26 June 2015

Apple, undoing it

Slate has an article by Jacob Brogan about Apple, backtracking a bit:
Shortly after the Charleston, South Carolina, shooting, Apple CEO Tim Cook joined those calling for the elimination of the Confederate flag. “Let us honor the victims’ lives,” he wrote on Twitter, “by eradicating racism & removing the symbols & words that feed it.” This being Twitter, he offered no explanation of how he thought we could achieve such change. But there was little question of which symbols the Alabama-born Cook had: he was clearly thinking of one that flew at full mast over the South Carolina Capitol Complex, of the one the terrorist Dylann Roof flaunted on the plates of his car.
The reaction to Cook’s words was quick. On 9to5Mac, Zac Hall called attention to the wide array of content in the App Store featuring the flag. Just searching for the word ConfederateHall wrote, “reveals iconography and artwork that displays exactly the symbol that Tim Cook spoke against.” Among them was the game Redneck Shooting Range, which “displays the flag behind a rifle scope”. If Apple wanted to better the world, Hall proposed, it should begin by cleaning its own house. Still, Hall acknowledged, Apple should not “censor historical content or remove informational material from iTunes or the App Store.”

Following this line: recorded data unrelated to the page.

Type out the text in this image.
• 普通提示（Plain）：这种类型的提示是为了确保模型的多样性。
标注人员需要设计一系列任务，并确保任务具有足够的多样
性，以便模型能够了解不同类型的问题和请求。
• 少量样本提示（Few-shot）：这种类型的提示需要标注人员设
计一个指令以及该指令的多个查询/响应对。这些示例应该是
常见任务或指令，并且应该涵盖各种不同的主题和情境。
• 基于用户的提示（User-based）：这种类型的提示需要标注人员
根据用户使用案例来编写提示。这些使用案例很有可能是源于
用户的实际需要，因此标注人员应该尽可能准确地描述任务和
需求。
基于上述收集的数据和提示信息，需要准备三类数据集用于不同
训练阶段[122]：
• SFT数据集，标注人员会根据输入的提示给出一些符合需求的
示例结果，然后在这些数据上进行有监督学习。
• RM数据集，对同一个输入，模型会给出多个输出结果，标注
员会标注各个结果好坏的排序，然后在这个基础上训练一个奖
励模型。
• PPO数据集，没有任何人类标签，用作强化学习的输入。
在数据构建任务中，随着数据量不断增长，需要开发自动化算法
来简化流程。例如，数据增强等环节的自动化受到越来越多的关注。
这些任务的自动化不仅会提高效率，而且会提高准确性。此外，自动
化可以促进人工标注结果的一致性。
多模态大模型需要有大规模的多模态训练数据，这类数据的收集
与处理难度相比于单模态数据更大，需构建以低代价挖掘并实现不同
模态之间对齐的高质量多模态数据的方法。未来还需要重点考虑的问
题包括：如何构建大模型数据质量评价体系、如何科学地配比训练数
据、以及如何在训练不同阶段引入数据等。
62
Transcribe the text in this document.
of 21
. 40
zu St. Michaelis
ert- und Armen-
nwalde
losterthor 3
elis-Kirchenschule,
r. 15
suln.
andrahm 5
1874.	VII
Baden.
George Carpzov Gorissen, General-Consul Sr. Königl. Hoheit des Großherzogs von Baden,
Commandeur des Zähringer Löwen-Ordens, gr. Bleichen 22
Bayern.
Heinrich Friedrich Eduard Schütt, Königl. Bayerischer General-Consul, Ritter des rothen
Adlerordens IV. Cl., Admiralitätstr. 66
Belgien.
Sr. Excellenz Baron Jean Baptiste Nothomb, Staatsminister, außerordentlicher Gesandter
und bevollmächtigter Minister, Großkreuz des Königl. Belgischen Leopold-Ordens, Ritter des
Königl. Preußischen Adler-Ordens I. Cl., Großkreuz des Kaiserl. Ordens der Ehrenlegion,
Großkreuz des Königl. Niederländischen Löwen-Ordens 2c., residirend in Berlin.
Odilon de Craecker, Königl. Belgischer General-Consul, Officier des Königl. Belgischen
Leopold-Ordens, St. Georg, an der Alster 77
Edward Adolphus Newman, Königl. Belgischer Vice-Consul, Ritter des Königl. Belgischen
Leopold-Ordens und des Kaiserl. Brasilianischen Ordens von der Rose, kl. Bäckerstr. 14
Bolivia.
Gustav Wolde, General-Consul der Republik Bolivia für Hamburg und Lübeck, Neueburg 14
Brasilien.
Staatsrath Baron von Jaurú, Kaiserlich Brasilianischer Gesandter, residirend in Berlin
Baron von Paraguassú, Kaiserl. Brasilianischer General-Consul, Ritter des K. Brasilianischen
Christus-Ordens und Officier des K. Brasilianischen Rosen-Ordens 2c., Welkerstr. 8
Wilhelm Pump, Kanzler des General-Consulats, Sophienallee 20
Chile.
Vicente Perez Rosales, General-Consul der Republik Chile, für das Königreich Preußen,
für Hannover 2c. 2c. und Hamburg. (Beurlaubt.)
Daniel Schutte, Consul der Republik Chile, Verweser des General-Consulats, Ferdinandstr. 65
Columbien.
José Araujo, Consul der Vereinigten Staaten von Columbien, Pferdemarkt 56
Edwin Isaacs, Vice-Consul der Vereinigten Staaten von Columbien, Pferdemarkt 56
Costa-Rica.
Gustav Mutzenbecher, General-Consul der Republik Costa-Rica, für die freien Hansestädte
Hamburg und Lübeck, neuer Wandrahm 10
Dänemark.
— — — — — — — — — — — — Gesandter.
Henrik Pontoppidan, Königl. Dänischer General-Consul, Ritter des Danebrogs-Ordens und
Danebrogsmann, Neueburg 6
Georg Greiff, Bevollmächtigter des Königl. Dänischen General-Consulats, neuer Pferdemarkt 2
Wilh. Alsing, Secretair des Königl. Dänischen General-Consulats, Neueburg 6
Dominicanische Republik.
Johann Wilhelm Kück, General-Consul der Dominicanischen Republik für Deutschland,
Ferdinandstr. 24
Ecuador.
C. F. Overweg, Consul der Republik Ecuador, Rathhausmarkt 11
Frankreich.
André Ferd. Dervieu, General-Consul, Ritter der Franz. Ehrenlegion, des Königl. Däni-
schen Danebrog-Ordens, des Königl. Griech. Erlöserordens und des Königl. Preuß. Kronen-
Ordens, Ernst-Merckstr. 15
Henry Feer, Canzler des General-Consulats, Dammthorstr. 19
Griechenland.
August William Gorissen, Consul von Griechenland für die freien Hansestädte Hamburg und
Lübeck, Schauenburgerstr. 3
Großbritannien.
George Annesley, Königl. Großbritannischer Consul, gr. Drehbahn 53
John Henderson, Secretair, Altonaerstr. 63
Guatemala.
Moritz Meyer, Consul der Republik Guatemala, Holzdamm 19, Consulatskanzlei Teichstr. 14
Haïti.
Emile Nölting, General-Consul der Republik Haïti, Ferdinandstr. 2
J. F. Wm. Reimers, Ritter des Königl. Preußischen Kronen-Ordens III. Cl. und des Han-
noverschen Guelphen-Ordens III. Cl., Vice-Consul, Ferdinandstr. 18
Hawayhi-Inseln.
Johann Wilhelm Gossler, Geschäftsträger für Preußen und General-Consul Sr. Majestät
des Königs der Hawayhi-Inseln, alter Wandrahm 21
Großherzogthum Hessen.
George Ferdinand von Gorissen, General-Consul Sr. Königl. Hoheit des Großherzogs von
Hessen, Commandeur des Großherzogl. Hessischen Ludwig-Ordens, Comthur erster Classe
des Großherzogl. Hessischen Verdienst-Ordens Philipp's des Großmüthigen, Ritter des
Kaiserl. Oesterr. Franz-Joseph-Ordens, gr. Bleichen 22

When Apple’s response came, within days, it was more than Hall could have hoped for, and likely more than he would have wanted. Now searching for Confederate produces far fewer results than Hall turned up, and fewer still feature the flag in any capacity. There’s a peculiar e-book edition of Confederate president Jefferson Davis’ history of his failed insurrection. Another app offers information about the activities of a Civil War re-enactment group. Meanwhile, titles such as Redneck Shooting Range are nowhere to be found.
But the programs that concerned Hall aren’t the only ones missing. On Touch Arcade, Tasos Lazarides reported that a wide range of less self-evidently troubling games had disappeared from the store, including a host of Civil War simulators such as Ultimate General: Gettysburg—“a tactical battle simulator that allows you to lead thousands of soldiers in the famous battle of Gettysburg as commander of either the Union or Confederate armies.” For games, this was the Sherman’s March of flag removals: everything had had to go, regardless of its degree of complicity in the vile culture Cook hoped to expunge.
Apple is not, of course, alone in taking such steps. Walmart and other retailers pulled Confederate merchandise from their stores as flag sales boomed online. As Slate’s Ben Mathis-Lilley suggested, the spike clearly correlated directly with a larger culture of racism. In the case of games like Ultimate General, however, the flag’s image appears in the service of a representation of the past. Its mere presence in such titles does not implicitly endorse racism, and removing them may be tantamount to hiding the historical fact of racism instead of combatting its present persistence.
Kyle Orland of ArsTechnica describes the removal of this image from games in particular as the product of a worrisome “double standard”, one that treats interactive digital entertainments as somehow more dangerous than other media. Orland points out that Apple still sells Civil War­–related films, books, and music, many of which prominently feature the iconography of the Confederacy. Apple has since promised to reverse some of these deletions, but the initial move is still telling.
Games that feature the flag appear to be functioning as a scapegoat for Apple here. And as they always have been, scapegoats have more to do with forgetting our own sins— and our complicity in the sins of others— than with preventing new crimes. As the United States continues to grapple with its racist legacy, it will need to find ways to make sense of its past, but we do ourselves no favors when we occlude only the most convenient images of that history.
Some research suggests it is possible that games can intensify existing forms of racism, especially under specific laboratory circumstances. And yet other studies propose that gaming can make us more social, turn us into better learners, and provide other benefits. Ultimately, causality is difficult to establish. It’s more telling that we keep carrying out such studies: the number of inquiries conducted on this topic testifies to a fear of video games more than it does to anything fearful that they accomplish.
A similar suggestion of dubious causal logic underlies Cook’s comments on Twitter. In his formulation, “symbols & words” aren’t merely part of a racist culture that must be eradicated, they “feed” it. How nice it would be if things were this simple, if the Confederate flag truly sustained racism instead of standing for it.
The danger of proposing a largely causal connection between the Confederate flag and racism is that it obscures the very real systemic roots of social ills. This doesn’t mean we shouldn’t carefully remove symbols of white supremacy, but it does mean that we shouldn’t trade in fantasies about the way those symbols work and what empowers them. The Confederate flag isn’t responsible for the Charleston massacre, a pervasive culture of racism is. And racism is much larger than its symbols.